Our man James spoke on the closing panel called "Market Leading Social Media," but could have been titled "Twitter Strategy." By now Twitter's reached its critical mass and though everyone's publicly sick of it for a full year, it's still in a lot of ways reaching maturity. Like a puppy with fully-grown feet, Twitter keeps stumbling as it tries to run full-gait, and conferences like these acknowledge and address that.

Everyone onstage did a great job of really emphasizing that social sites are *social* and about community, and they're only tools to build relationships on a human level. This is very trivial info, but very, very easy to forget. Should a company twitter feed be personable? Relate to product news or customer service? Be a conversation or automated? Yes, these questions are still being asked because the answer keeps depending on the context.

The problem I had with the panel, though, was that no one really took a step back to acknowledge what "Twitter" was specifically or you need to ask what you want to get out of it. In Causecast's case, we're at least 50% editorial, so we use our Twitter primarily to share editorial content: our own and spreading around the links of our network. Causecast wants to be "your one-stop shop for all things cause," and they do that by being a central source for all cause-based news. Do I want a conversation with CNN or Huffington Post? No, I want updates, at-a-glance facts and summary commentary of impact. It's really important for us when a disaster happens somewhere in the world that the average user will instinctively think, "2,000 homes have been flooded in Laos, how can I help?" and they go to Causecast to take action. If Causecast's Twitter are filled with @ replies and short prose on good leadership, it's not a reference for me as a reader or a source to necessarily trust. Our Twitter excels when we talk news and action, not asking to join our Facebook Fans 3x per day.

That said, the majority of attendees at the OG conference were not news outlets. From my understanding they were either small-business products or consultants (selling current business "green" practices). So how can a company that sells sustainable beauty supplies sell their products in 140 characters? They don't. And they shouldn't. Twitter is not a sales pitch. Twitter is a reference, and what the small business should be doing is using it as a platform to make themselves the expert in that field. Beauty supplies: link to news about studies of harmful chemicals in household products, celebrities switching and endorsing new products, etc. Be the expert.

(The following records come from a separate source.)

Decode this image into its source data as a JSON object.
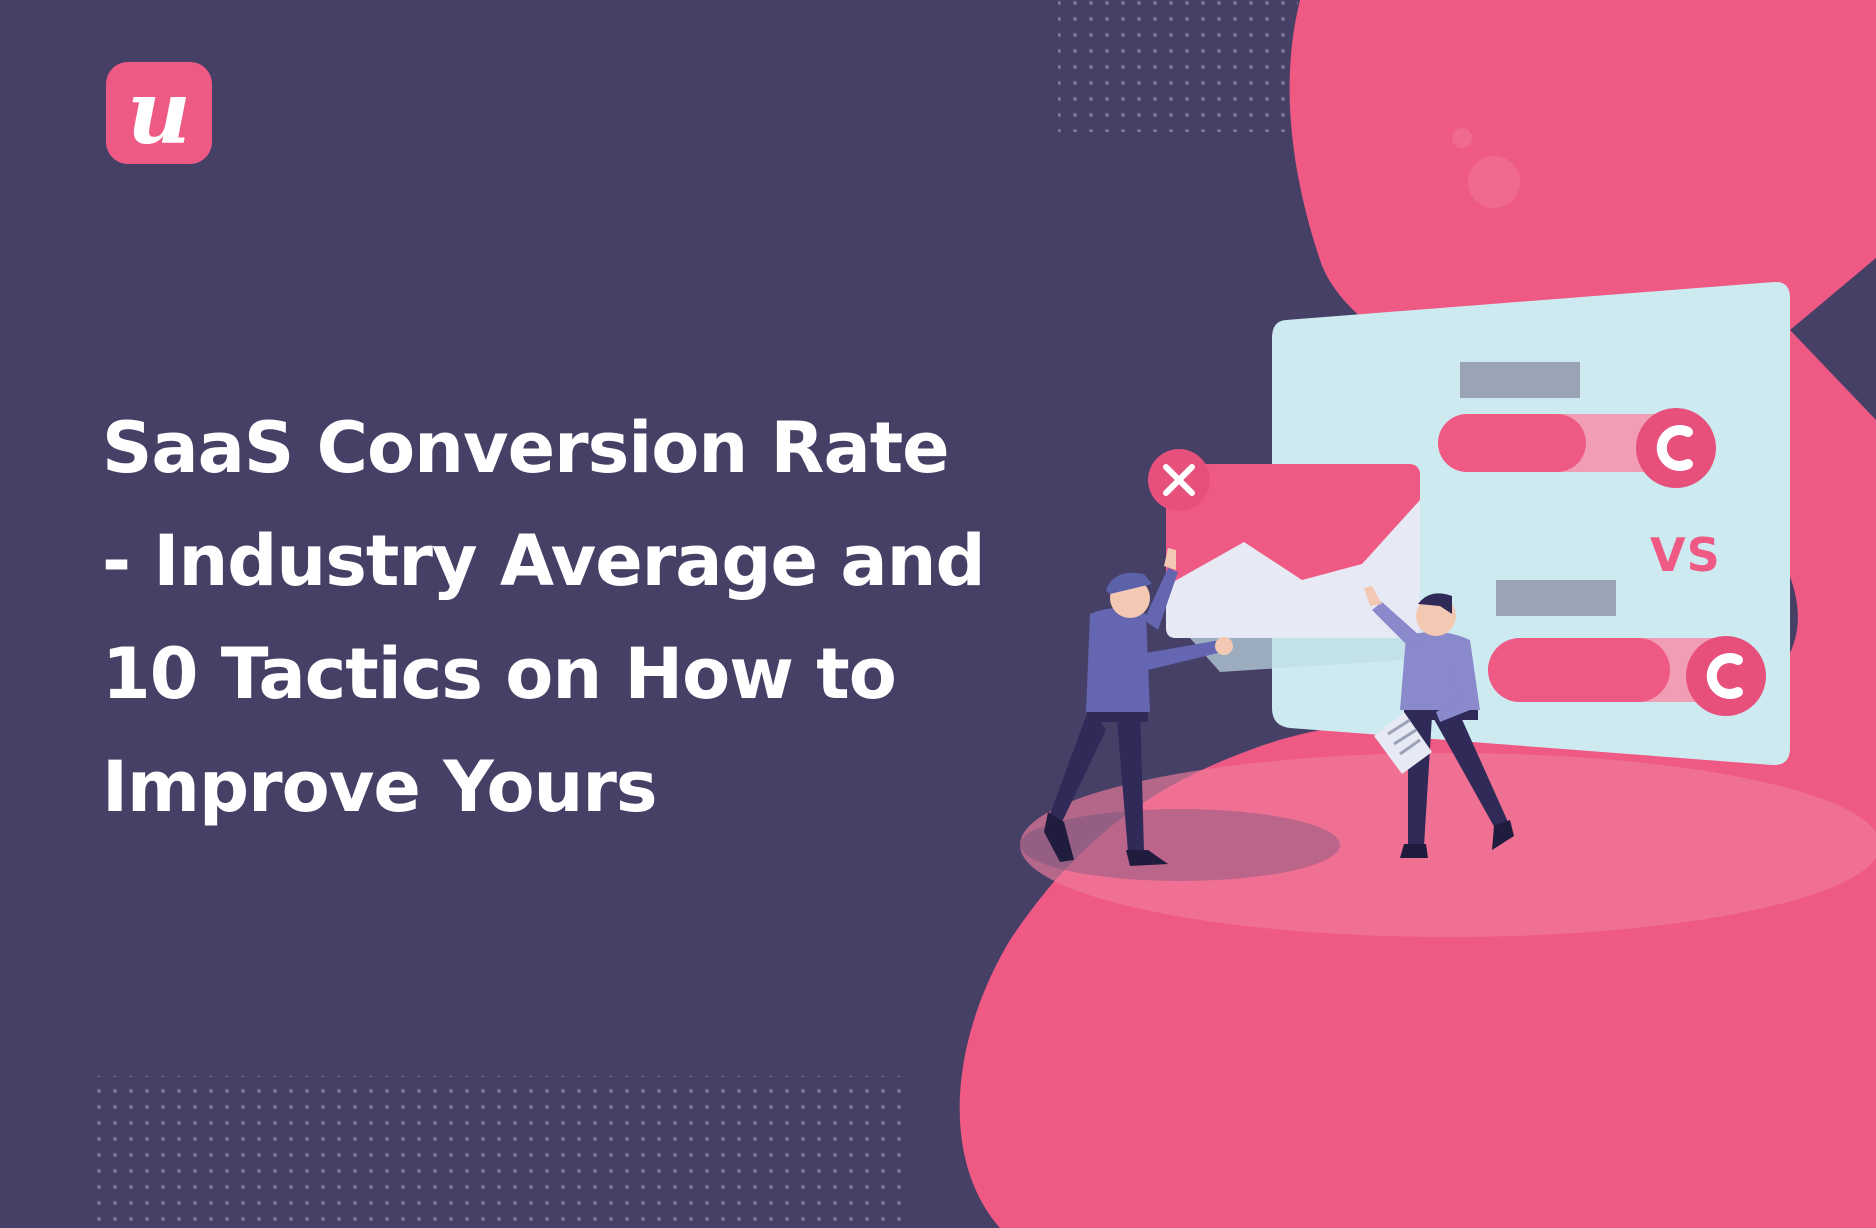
{
  "brand": {
    "logo_letter": "u",
    "logo_name": "logo-icon"
  },
  "headline": {
    "line1": "SaaS Conversion Rate",
    "line2": "- Industry Average and",
    "line3": "10 Tactics on How to",
    "line4": "Improve Yours"
  },
  "illustration": {
    "vs_label": "VS"
  },
  "colors": {
    "background": "#463f66",
    "accent_pink": "#ef5a84",
    "panel_light": "#cdeaf1",
    "text": "#ffffff"
  }
}
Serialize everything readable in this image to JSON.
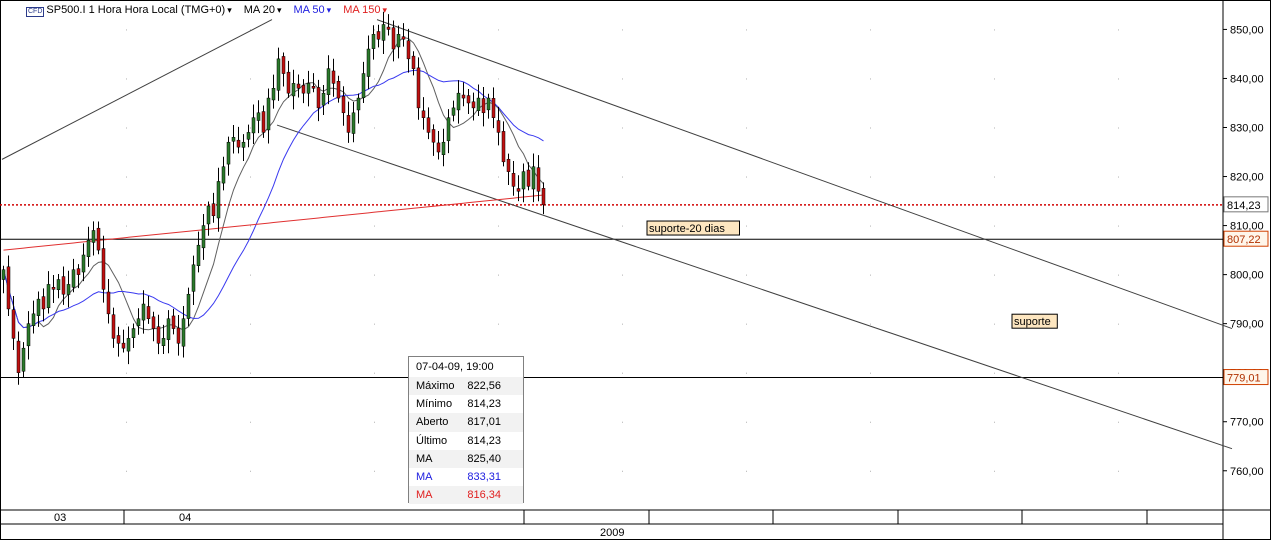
{
  "header": {
    "symbol_badge": "CFD",
    "title": "SP500.I 1 Hora Hora Local (TMG+0)",
    "ma_labels": [
      {
        "label": "MA 20",
        "color": "#000000"
      },
      {
        "label": "MA 50",
        "color": "#2020e0"
      },
      {
        "label": "MA 150",
        "color": "#e02020"
      }
    ]
  },
  "colors": {
    "up_candle": "#2a7a2a",
    "down_candle": "#c01010",
    "ma20": "#606060",
    "ma50": "#3a3af0",
    "ma150": "#e03030",
    "last_price_line": "#d00000"
  },
  "chart_data": {
    "type": "candlestick",
    "y_axis_ticks": [
      "760,00",
      "770,00",
      "780,00",
      "790,00",
      "800,00",
      "810,00",
      "820,00",
      "830,00",
      "840,00",
      "850,00"
    ],
    "ylim": [
      752,
      856
    ],
    "x_labels": [
      {
        "label": "03",
        "x": 0
      },
      {
        "label": "04",
        "x": 25
      }
    ],
    "x_year": "2009",
    "price_labels": [
      {
        "value": "814,23",
        "kind": "last"
      },
      {
        "value": "807,22",
        "kind": "level"
      },
      {
        "value": "779,01",
        "kind": "level"
      }
    ],
    "horizontal_levels": [
      {
        "value": 814.23,
        "style": "dotted"
      },
      {
        "value": 807.22,
        "style": "solid"
      },
      {
        "value": 779.01,
        "style": "solid"
      }
    ],
    "annotations": [
      {
        "text": "suporte-20 dias",
        "x": 140,
        "y": 809.5
      },
      {
        "text": "suporte",
        "x": 213,
        "y": 790.5
      }
    ],
    "trendlines": [
      {
        "from": [
          0,
          823.5
        ],
        "to": [
          54,
          852
        ]
      },
      {
        "from": [
          75,
          852
        ],
        "to": [
          246,
          789
        ]
      },
      {
        "from": [
          55,
          830.5
        ],
        "to": [
          246,
          764.5
        ]
      }
    ],
    "closes": [
      801,
      793,
      787,
      780,
      785,
      790,
      792,
      795,
      793,
      798,
      797,
      799,
      796,
      798,
      801,
      800,
      804,
      807,
      809,
      805,
      797,
      792,
      787,
      786,
      785,
      787,
      789,
      791,
      794,
      791,
      789,
      786,
      787,
      791,
      789,
      786,
      791,
      796,
      802,
      806,
      810,
      814,
      812,
      819,
      822,
      827,
      828,
      826,
      827,
      829,
      832,
      833,
      829,
      836,
      838,
      844,
      841,
      837,
      839,
      838,
      837,
      839,
      838,
      834,
      837,
      842,
      839,
      836,
      833,
      829,
      833,
      836,
      841,
      846,
      849,
      848,
      851,
      850,
      846,
      849,
      848,
      844,
      842,
      834,
      832,
      829,
      827,
      825,
      827,
      832,
      834,
      837,
      836,
      835,
      834,
      836,
      833,
      836,
      832,
      829,
      823,
      821,
      818,
      817,
      821,
      818,
      822,
      817,
      814.23
    ],
    "tooltip": {
      "datetime": "07-04-09, 19:00",
      "rows": [
        {
          "key": "Máximo",
          "value": "822,56",
          "color": "#000000"
        },
        {
          "key": "Mínimo",
          "value": "814,23",
          "color": "#000000"
        },
        {
          "key": "Aberto",
          "value": "817,01",
          "color": "#000000"
        },
        {
          "key": "Último",
          "value": "814,23",
          "color": "#000000"
        },
        {
          "key": "MA",
          "value": "825,40",
          "color": "#000000"
        },
        {
          "key": "MA",
          "value": "833,31",
          "color": "#2020e0"
        },
        {
          "key": "MA",
          "value": "816,34",
          "color": "#e02020"
        }
      ]
    }
  }
}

Say you run an eco-conscious consultancy firm that retrofits businesses and buildings with green functionality. If I hire you to help with our remodeling and PR front, I want to know I'm dealing with someone who knows what they're talking about. Who keeps themselves up-to-date in all things green architecture. If I suggest insulating with straw bale based on an article my friend read in a magazine, I want you to tell me why or why not this instant, with examples of why it's obsolete or how your way gives me an additional tax benefit in this state as of last month. If you tweet about your three consultancy packages every day, you're echoing what I can already read from your site. And I especially don't want half of a conversation with someone else from last week.

I want a consultancy that tells me waterfree-urinals have a $200 rebate from California State and that they save me 6,000 gallons per year and $1,500 per unit, so it'll pay for itself with installation within 5 months per unit. Your tweet leads to CA Gov. site that was just published last week. To your site? Not necessarily. Maybe if you had a section where I could choose models or schedule times to install. But maybe as I'm researching different consultancies to choose from for our remodeling do I bring up in conversation if waterfree-urinal installations come with the package you're selling me. It's because I'm trusting your research and knowledge, not your starving for attention. Starving for attention doesn't mean you tweet the latte you just bought, but that you like to link to links and fit your name somewhere in there.

Twitter is a tool for your community, but there's many kinds of communities and you need to know what community you want. Do you have six doctors you visit, or is your dentist a different person than your optician? I know my nutritionist is looking out for me, but I don't want her to give me psychological advice. And at the end of the day, my baker's a really nice guy but I really just want him to sell me good bread.